La
parole en prison.
Asli Erdoğan

Photo reproduite d’après le site de Poésie
Danger
Les droits humains (on ne dit
plus « les droits de l’homme » : le dogme de l’égalité
des sexes empêche désormais que l’« homme » inclue la
« femme », et le mot ambigène pour les désigner en tant qu’espèce
n’existe pas... mais ne doutons pas que les teneurs de la théorie des
genres l’inventeront un jour !) ces droits en tout cas n’intéressent
plus de nos jours que pour s’éventer avec à la fin de quelque discours de
circonstance. Les réflexes totalitaires regagnent du terrain, l’histoire
revient à ses mauvaises habitudes, une fois calmés les effets des grands
vents de liberté qui ont balayé l’Europe de l’Est à la fin des années ’80,
l’Afrique du Nord et le Moyen-Orient, au début de la 2ème
décennie de ce siècle. Les opposants pourrissent dans les geôles ou se font
exécutés sur les lieux publics – un pont en plein centre ville, les marches
d’un tribunal, le parvis d’une église… Mais tout cela ne suscite que peu
d’intérêt dans les opinions publiques, et de tels événements sont à peine
signalés par les grands médias. Car si la terreur est utile – les sociétés
civiles sont ainsi tenues en laisse par la peur du terrorisme et le
mensonge sur la sécurité – la répression de la liberté d’opinion est une
arme à double tranchant, et il vaut mieux ne pas trop l’évoquer : cela
rappelle, justement, la liberté d’opinion… pas très utile aux
dirigeants de nos jours.
Nous, écrivains, avons le
devoir de mettre la lumière sur ces prisonniers et martyrs d’opinion, qui
sont en fait, des héros du Verbe. Ce sont des poètes, des romanciers des
journalistes, des diseurs de vérité. Le monde n’aime pas la vérité, et
persécute les esprits libres qui non seulement la cherchent, mais la
proclament au grand jour.
Je tiens à reproduire ici,
comme un exemple, quelques textes de l’écrivaine turque Asli Erdoğan,
emprisonnée depuis le 16 août 2016 dans le cadre des purges massives de
journalistes, fonctionnaires, enseignants, lancées après le putsch de
juillet : elle est mise en accusation pour… « participation
à une organisation terroriste ». Les purges par métiers entiers, et la
rhétorique du terrorisme d’état qui inverse les rôles, expliquent
bien pourquoi Erdogan s’est rapproché de Poutine,
son vieux rival : les deux dictateurs, actuels maîtres du jeu en
Syrie, devant lesquels les grandes démocraties s’avèrent impuissantes à ce
jour, partagent le grand enseignement de Staline…

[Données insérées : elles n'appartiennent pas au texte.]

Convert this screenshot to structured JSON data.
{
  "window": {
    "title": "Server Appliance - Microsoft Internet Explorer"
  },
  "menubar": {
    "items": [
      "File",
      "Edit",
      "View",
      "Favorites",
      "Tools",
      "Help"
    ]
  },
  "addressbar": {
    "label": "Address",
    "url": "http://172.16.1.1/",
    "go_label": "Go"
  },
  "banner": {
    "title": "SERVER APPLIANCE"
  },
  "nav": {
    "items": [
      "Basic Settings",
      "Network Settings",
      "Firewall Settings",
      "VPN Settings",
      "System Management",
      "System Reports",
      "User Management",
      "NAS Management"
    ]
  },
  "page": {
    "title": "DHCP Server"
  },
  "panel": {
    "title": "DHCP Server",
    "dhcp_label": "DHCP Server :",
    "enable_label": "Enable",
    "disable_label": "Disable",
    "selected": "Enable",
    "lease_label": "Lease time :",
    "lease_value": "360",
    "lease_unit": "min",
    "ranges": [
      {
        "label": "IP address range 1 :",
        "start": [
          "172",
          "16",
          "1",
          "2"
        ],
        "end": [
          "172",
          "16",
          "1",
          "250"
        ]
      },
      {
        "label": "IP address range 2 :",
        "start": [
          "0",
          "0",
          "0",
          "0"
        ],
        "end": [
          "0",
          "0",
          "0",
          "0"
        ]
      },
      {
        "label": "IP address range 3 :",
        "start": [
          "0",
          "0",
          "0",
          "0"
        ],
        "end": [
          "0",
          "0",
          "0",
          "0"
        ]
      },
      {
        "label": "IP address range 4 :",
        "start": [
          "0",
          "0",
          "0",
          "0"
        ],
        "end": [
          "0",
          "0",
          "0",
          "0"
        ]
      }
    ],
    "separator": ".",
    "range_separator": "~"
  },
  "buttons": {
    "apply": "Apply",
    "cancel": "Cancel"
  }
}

Que ces mots à elle, l’écrivaine derrière les
barreaux, rappellent à chacun de nous combien la liberté de parole est
précieuse, alors même qu’elle n’ouvre pas les prisons.

Un
procès kafkaïen
« En ce moment, plus de
130 journalistes sont en prison. C’est un record mondial. En deux mois,
170 journaux, magazines, radios et télés ont été fermés. Notre
gouvernement actuel veut monopoliser la “vérité” et la “réalité”, et
toute opinion un tant soit peu différente de celle du pouvoir est
réprimée avec violence : la violence policière, des jours et des nuits de
garde-à-vue (jusqu’à 30 jours)… Moi, j’ai été arrêtée seulement parce que
j’étais une des conseillères d’Ozgür Gündem, “journal kurde”. Malgré le fait que les conseillères
n’ont aucune responsabilité sur le journal, selon l’article n°11 de la
Loi de la presse qui le notifie clairement, je n’ai pas été emmenée
encore devant un tribunal qui écoutera mon histoire.
Dans ce procès kafkaïen, Necmiye Alpay, scientifique
linguiste de 70 ans, a été également arrêtée avec moi, et jugée pour
terrorisme. Cette lettre est un appel d’urgence ! La situation est très
grave, terrifiante et extrêmement inquiétante. Je suis convaincue que le
régime totalitaire en Turquie, s’étendra inévitablement, également sur
toute l’Europe. L’Europe est actuellement focalisée sur la “crise de
réfugiés” et semble ne pas se rendre compte des dangers de la disparition
de la démocratie en Turquie. Actuellement, nous, auteurs, journalistes,
Kurdes, Alévis, et bien sûr les femmes - payons le prix lourd de la
“crise de démocratie”. L’Europe doit prendre ses responsabilités, en
revenant vers les valeurs qu’elle avait définies, après des siècles de
sang versé, et qui font que “l’Europe est l’Europe” : la démocratie, les
droits humains, la liberté d’opinion et d’expression…
Nous avons besoin de votre soutien et de
solidarité. Nous vous remercions pour tout ce que vous avez fait pour
nous, jusqu’à maintenant. Cordialement.
Aslı
Erdoğan, le 1er novembre 2016. Prison Bakırköy Cezaevi, C-9, Istanbul »
(Traduit du turc par le site Kedistan)
L’exil le plus terrible
« J’étais une enfant très solitaire qui
n’allait pas facilement vers les autres. Très jeune j’ai commencé à lire,
sans avoir l’intention d’en faire mon métier. Je passais des journées
entières dans les livres. La littérature a été mon premier asile. (…)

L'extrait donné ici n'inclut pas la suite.